Dole Salad Recalled for Listeria in Canada

Dole Italian Blend Salad from the U.S., which was distributed to a variety of provinces in Canada, could be contaminated with the <"">Listeria monocytogenes bacteria, warns The Montreal-Gazette.

The affected Dole Italian Blend Salad is packaged in a 283-gram (10-ounce) plastic bag bearing UPC 0 71430 00819 5 and with a best-before date of June 19; the potentially contaminated salad was sold in Ontario, Quebec, and New Brunswick, according to the Canadian Food Inspection Agency in a statement, said The Montreal-Gazette. The Canadian Food Inspection Agency noted that the salad could have been distributed in other Canadian provinces.

No reports of illnesses have been received in connection with the defective salad; however, it could take some time for the symptoms of Listeria poisoning to manifest.
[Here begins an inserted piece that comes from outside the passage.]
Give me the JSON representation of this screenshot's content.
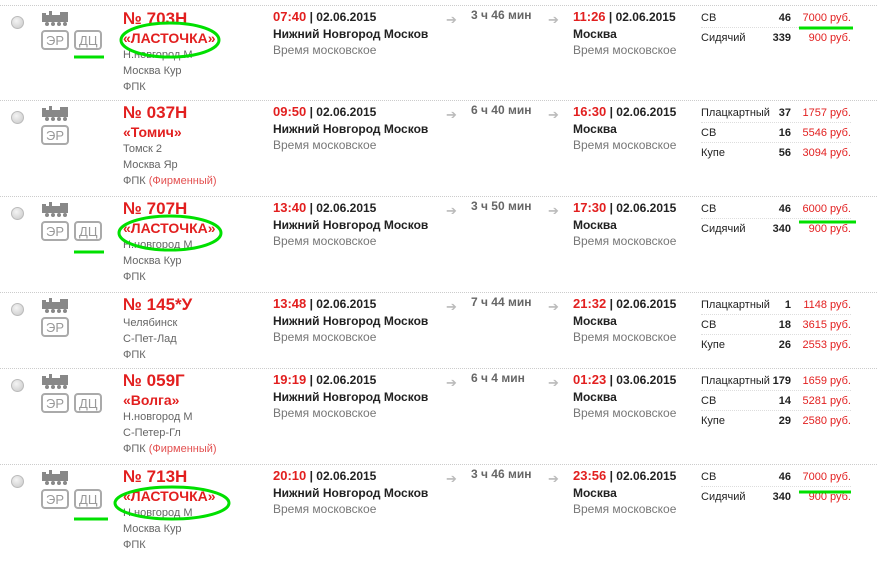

The food inspection agency can be reached, toll-free, at 1.800.442.2342 from 8:00 a.m. to 8:00 p.m., Eastern Time (ET), Monday to Friday.

For susceptible populations, infection with the Listeria pathogen can cause significant illnesses linked to the central nervous system, the developing fetus, and placenta. Consumption of food contaminated with Listeria monocytogenes can cause Listeriosis, a potentially fatal foodborne Illness that infects about 2,500 people in the U.S., killing 500 each year.
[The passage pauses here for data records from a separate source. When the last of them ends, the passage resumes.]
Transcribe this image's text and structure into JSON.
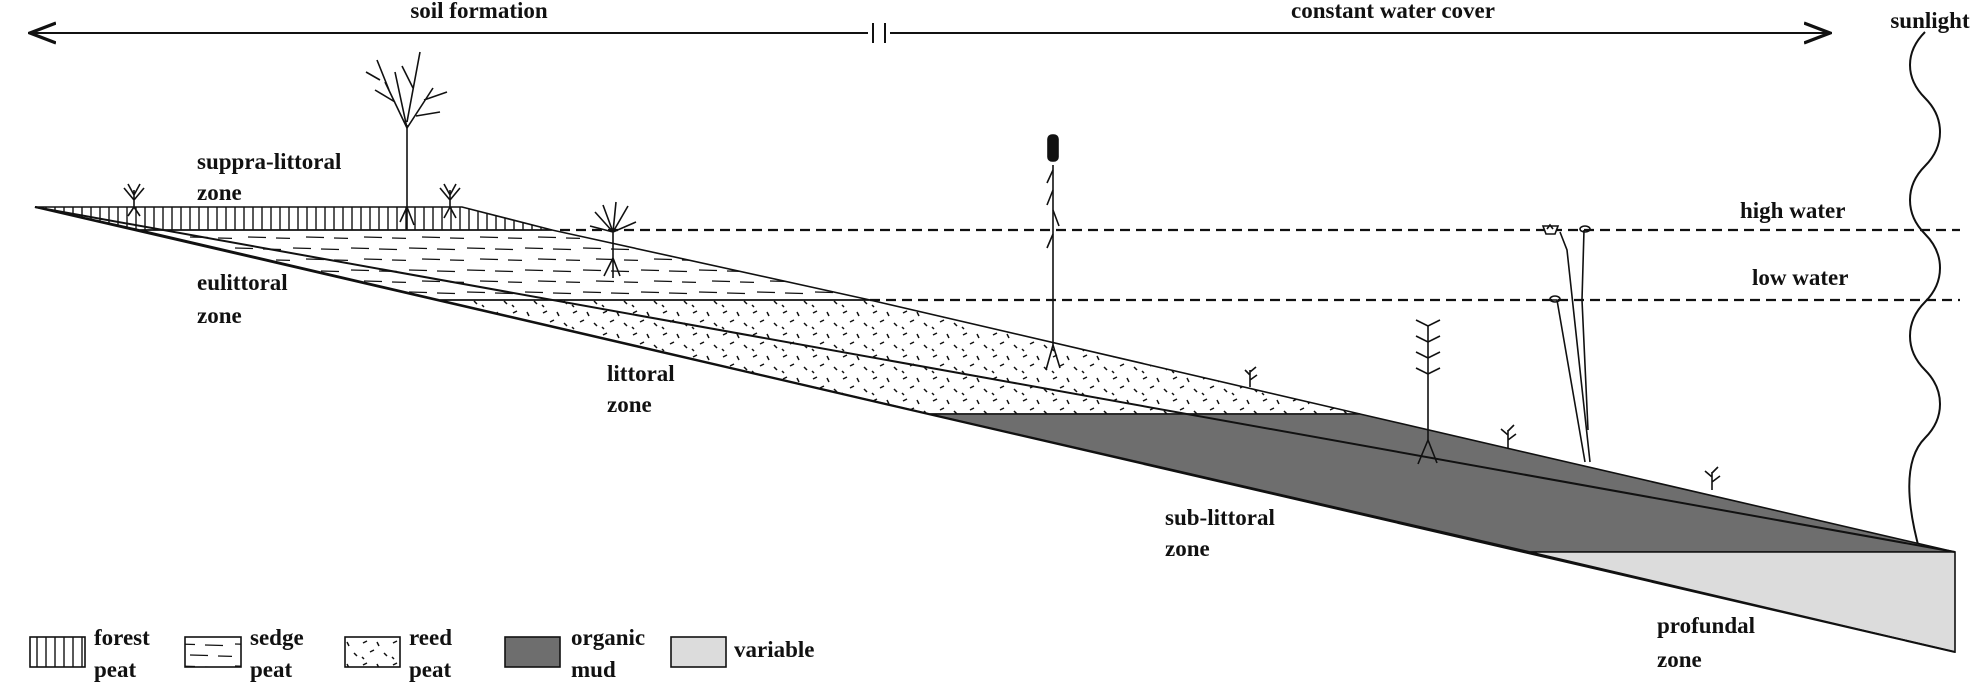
{
  "header": {
    "left_label": "soil formation",
    "right_label": "constant water cover",
    "sunlight_label": "sunlight"
  },
  "water_levels": {
    "high": "high water",
    "low": "low water"
  },
  "zones": {
    "suppra_littoral": [
      "suppra-littoral",
      "zone"
    ],
    "eulittoral": [
      "eulittoral",
      "zone"
    ],
    "littoral": [
      "littoral",
      "zone"
    ],
    "sub_littoral": [
      "sub-littoral",
      "zone"
    ],
    "profundal": [
      "profundal",
      "zone"
    ]
  },
  "legend": [
    {
      "key": "forest-peat",
      "pattern": "vertical-hatch",
      "lines": [
        "forest",
        "peat"
      ]
    },
    {
      "key": "sedge-peat",
      "pattern": "dashes",
      "lines": [
        "sedge",
        "peat"
      ]
    },
    {
      "key": "reed-peat",
      "pattern": "dots",
      "lines": [
        "reed",
        "peat"
      ]
    },
    {
      "key": "organic-mud",
      "pattern": "dark-fill",
      "color": "#6e6e6e",
      "lines": [
        "organic",
        "mud"
      ]
    },
    {
      "key": "variable",
      "pattern": "light-fill",
      "color": "#dcdcdc",
      "lines": [
        "variable"
      ]
    }
  ],
  "colors": {
    "ink": "#111111",
    "organic_mud": "#6e6e6e",
    "variable": "#dcdcdc"
  }
}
Listeriosis symptoms include high fever, severe headache, neck stiffness, nausea, abdominal cramps and pain, and diarrhea. Pregnant women are 20 times likelier to be infected and Listeriosis can kill fetuses, can prompt premature births, can lead to hearing loss or brain damage in newborns, and can prompt neurological effects and cardio respiratory failure in adults.

The Montreal-Gazette notes that food contaminated with Listeria monocytogenes, may not look or smell spoiled, and the U.S. Centers for Disease Control and Prevention (CDC) suggest:

• Raw food from animal sources—beef, pork, poultry, etc.—should be cooked to a safe internal temperature and raw vegetables should be thoroughly rinsed under running tap water prior to consumption. Uncooked meats and poultry must be kept separate from vegetables, cooked foods, and ready-to-eat foods.

• Unpasteurized or raw milk should be avoided as should food prepared with unpasteurized or raw milk.

• After handling and preparing uncooked foods, wash hands, knives, countertops, and cutting boards very thoroughly.